There was an opinion that the entire accusatory campaign in the press and the artificially inflated topic of Kosakivsky's alleged presidential ambitions were aimed at pushing Leonid Kuchma to make a decision to dismiss Kosakivsky and to justify that decision.

=== People's Deputy of Ukraine ===
Kosakivsky was a candidate in the 1998 Ukrainian parliamentary election, as an independent in Ukraine's 223rd electoral district, which at the time included the Pecherskyi, Old Kyiv, and Shevchenkivskyi districts of Kyiv. He was successfully elected and served as a member of the Verkhovna Rada Budget Committee.
In Parliament, Kosakivsky was a member of the Hromada, Batkivshchyna parliamentary factions, later becoming independent toward the end of his term. He was a member Batkivshchyna party from October 1999 to November 2001. He authored or co-authored 53 draft legislative acts, submitted over 300 amendments to draft laws, and spoke at parliamentary sessions 258 times.
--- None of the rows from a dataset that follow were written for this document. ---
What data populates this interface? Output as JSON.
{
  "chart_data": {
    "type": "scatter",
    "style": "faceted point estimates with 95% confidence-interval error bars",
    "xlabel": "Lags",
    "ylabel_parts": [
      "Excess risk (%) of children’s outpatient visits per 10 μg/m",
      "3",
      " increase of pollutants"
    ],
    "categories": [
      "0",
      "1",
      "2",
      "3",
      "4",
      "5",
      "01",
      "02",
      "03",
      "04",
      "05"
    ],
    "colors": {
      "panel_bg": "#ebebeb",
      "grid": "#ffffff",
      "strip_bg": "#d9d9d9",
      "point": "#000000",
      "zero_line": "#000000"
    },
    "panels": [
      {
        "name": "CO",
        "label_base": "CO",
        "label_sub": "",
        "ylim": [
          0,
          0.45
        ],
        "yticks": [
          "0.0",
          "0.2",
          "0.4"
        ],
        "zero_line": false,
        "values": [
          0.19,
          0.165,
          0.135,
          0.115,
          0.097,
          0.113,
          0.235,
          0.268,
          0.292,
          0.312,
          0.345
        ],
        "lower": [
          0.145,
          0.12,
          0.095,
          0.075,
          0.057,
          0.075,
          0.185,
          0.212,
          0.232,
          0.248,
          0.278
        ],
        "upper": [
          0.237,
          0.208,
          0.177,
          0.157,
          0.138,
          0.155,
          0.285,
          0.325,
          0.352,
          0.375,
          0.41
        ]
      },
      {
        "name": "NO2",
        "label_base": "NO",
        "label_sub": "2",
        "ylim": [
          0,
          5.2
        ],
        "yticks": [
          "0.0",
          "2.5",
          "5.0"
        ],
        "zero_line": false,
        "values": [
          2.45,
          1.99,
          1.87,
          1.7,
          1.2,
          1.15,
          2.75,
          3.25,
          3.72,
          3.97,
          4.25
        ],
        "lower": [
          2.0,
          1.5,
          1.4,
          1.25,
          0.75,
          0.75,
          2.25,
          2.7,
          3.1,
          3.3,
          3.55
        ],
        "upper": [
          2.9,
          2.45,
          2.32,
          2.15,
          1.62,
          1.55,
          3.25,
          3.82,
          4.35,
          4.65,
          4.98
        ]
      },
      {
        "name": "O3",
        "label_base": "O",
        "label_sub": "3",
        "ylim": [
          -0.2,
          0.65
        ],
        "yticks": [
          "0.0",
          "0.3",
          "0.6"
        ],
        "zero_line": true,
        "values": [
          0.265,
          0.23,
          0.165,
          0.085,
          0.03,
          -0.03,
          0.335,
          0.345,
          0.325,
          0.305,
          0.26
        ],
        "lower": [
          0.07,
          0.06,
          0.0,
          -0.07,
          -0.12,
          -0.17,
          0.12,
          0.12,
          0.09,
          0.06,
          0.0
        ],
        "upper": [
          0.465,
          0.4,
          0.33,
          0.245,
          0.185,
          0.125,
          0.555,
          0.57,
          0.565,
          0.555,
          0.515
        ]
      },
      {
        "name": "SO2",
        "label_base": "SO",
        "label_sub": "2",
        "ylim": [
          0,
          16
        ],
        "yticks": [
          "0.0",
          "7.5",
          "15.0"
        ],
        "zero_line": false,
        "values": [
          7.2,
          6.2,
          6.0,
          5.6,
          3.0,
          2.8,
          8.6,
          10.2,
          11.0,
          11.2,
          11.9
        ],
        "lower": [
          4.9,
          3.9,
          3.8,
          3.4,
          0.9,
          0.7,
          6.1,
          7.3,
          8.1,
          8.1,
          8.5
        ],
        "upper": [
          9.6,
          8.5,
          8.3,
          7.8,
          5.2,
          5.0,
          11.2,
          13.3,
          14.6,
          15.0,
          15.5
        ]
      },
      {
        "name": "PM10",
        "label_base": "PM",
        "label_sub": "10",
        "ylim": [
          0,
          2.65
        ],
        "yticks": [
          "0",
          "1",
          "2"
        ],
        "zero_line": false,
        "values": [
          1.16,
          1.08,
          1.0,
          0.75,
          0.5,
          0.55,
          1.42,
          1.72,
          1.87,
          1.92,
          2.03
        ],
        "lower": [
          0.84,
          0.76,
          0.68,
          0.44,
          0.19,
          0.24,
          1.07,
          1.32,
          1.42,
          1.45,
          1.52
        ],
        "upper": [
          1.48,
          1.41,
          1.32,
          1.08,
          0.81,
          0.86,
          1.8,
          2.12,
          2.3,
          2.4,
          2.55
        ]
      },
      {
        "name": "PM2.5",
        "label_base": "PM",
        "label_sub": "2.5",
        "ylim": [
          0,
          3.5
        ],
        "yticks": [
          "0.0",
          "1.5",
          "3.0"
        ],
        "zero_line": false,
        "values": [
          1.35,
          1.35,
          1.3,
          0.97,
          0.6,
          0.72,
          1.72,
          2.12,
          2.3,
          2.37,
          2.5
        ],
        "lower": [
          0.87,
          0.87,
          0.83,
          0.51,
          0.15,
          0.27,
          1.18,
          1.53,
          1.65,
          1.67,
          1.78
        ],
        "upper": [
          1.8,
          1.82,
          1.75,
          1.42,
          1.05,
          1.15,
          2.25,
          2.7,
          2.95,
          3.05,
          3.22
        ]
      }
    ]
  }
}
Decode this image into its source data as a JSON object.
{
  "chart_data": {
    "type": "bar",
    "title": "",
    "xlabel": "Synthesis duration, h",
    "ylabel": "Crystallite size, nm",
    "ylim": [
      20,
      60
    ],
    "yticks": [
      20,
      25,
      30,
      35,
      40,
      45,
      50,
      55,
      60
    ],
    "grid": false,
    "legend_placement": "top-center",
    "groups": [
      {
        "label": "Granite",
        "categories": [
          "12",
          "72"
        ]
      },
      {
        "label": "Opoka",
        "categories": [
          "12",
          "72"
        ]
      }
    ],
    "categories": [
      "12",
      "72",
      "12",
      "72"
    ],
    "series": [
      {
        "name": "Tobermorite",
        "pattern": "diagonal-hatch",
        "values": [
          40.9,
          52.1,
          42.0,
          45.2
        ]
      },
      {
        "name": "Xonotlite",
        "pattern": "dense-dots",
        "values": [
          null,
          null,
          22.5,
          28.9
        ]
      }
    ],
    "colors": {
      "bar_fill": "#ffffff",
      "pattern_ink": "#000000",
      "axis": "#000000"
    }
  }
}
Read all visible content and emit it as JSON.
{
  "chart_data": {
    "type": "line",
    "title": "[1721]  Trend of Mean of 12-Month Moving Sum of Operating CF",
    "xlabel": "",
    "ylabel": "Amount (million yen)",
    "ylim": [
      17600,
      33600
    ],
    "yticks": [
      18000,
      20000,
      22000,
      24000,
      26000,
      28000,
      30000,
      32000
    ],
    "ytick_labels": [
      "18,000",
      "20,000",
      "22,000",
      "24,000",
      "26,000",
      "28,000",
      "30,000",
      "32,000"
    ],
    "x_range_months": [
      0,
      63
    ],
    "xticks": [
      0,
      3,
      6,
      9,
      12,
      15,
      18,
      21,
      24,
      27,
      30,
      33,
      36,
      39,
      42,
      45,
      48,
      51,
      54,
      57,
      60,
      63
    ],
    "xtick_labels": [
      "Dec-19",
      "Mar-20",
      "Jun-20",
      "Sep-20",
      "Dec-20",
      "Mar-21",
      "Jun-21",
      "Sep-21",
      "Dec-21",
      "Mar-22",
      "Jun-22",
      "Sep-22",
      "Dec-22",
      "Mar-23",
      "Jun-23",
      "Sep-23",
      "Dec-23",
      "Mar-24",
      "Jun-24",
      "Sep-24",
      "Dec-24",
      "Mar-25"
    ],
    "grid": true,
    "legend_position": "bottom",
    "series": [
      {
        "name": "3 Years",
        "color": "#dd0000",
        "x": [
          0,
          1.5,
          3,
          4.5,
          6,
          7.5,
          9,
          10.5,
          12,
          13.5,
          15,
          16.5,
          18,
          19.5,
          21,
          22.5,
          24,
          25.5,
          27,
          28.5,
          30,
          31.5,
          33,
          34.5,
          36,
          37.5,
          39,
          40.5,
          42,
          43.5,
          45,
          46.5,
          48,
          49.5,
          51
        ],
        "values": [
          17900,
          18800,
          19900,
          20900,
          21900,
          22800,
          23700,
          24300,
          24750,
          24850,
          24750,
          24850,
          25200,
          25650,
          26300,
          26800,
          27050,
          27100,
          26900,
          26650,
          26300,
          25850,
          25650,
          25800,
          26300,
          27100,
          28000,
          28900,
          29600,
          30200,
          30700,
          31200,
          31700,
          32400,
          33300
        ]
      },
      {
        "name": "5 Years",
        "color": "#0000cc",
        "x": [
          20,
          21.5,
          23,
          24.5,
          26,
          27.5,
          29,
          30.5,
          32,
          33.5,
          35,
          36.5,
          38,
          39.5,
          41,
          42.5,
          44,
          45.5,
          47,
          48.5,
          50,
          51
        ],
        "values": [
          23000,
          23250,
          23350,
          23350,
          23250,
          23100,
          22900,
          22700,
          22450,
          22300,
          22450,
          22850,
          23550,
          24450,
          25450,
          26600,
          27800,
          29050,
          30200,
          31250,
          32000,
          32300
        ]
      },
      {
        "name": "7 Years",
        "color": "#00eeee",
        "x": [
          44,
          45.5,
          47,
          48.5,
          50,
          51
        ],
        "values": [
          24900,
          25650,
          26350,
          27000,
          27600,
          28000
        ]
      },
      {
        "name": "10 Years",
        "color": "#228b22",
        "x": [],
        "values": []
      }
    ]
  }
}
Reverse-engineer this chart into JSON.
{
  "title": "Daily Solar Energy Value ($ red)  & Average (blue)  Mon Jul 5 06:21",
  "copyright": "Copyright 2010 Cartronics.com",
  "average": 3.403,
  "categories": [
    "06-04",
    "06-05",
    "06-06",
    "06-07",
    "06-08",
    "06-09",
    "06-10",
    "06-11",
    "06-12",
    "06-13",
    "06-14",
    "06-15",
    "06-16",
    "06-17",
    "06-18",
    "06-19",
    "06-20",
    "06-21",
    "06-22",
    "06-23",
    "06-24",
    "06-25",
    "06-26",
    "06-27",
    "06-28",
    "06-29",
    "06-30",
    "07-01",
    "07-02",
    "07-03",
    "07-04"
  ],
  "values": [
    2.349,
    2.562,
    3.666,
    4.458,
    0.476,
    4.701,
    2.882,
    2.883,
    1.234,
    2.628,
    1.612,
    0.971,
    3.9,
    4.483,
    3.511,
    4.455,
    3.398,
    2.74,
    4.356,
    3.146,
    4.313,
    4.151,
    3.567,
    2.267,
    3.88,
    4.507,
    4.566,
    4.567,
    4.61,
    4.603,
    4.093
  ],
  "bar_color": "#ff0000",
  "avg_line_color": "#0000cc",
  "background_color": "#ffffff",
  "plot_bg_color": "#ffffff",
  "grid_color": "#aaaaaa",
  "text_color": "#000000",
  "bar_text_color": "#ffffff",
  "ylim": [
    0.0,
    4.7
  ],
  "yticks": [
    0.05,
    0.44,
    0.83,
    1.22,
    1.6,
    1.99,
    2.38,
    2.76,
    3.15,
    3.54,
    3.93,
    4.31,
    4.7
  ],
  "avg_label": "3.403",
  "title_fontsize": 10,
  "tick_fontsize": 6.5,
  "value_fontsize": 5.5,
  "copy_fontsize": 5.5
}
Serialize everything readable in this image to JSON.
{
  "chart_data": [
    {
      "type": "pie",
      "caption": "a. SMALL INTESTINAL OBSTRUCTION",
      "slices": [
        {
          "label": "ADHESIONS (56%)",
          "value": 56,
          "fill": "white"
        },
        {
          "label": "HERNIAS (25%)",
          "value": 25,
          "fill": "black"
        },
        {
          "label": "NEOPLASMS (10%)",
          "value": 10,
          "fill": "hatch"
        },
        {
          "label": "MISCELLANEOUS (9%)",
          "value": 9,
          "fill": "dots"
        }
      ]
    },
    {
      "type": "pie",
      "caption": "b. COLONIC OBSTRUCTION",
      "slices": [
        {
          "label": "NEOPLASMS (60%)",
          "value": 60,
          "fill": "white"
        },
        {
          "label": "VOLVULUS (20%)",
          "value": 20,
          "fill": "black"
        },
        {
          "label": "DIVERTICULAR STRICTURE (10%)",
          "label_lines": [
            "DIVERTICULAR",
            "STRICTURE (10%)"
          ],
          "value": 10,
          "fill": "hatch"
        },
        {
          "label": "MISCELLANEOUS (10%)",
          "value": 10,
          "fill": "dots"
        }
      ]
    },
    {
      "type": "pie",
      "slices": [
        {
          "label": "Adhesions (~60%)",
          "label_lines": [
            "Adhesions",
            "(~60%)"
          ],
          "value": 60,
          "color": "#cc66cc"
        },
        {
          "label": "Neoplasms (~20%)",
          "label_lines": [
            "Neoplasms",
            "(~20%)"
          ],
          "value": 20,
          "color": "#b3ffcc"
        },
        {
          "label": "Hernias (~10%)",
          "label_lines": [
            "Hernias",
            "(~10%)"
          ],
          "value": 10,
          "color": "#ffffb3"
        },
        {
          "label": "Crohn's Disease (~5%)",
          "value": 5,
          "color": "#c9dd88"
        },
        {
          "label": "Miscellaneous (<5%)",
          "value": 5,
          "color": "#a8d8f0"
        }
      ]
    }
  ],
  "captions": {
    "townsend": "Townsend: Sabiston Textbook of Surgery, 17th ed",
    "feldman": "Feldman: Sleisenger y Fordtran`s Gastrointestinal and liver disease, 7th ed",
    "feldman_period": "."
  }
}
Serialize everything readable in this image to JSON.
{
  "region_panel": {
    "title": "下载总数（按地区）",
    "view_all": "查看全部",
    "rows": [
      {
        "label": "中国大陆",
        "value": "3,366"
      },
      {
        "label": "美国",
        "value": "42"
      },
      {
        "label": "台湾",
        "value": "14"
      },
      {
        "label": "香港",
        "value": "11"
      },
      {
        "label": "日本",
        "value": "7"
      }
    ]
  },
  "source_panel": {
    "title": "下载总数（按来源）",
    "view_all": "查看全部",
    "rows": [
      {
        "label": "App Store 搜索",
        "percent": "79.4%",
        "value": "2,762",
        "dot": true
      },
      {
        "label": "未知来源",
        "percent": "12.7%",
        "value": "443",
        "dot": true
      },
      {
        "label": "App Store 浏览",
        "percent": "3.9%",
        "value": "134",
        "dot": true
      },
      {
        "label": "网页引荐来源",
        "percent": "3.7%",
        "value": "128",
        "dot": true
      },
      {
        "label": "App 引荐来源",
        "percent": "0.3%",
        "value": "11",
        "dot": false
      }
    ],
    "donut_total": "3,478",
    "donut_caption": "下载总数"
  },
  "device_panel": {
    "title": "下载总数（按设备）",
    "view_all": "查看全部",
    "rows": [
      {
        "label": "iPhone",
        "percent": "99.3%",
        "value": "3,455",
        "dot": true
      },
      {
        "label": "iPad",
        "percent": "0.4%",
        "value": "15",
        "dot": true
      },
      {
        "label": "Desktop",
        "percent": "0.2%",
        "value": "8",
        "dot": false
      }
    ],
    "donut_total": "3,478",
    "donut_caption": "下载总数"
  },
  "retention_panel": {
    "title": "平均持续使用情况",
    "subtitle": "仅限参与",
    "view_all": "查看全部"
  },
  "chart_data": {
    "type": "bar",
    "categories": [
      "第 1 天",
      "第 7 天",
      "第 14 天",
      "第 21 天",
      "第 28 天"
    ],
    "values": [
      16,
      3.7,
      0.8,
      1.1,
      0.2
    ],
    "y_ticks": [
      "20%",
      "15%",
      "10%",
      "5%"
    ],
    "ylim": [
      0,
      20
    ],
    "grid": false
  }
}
From 1998 to 2002, he was also a member of the Permanent Delegation of the Verkhovna Rada of Ukraine to the Parliamentary Assembly of the Council of Europe.
He was an unsuccessful candidate in the 2002 Ukrainian parliamentary election for Ukraine's 217th electoral district, placing 8th out of 21 candidates with 4.46% of the vote.

== Later career ==
Since leaving office, Kosakivsky has continued to comment on politics.He is an independent expert in local self-governance and state building, budget policy, engaged in public activities, political consulting, research on the history of Kyiv, and regularly publishes articles in the media as well as gives reports and lectures.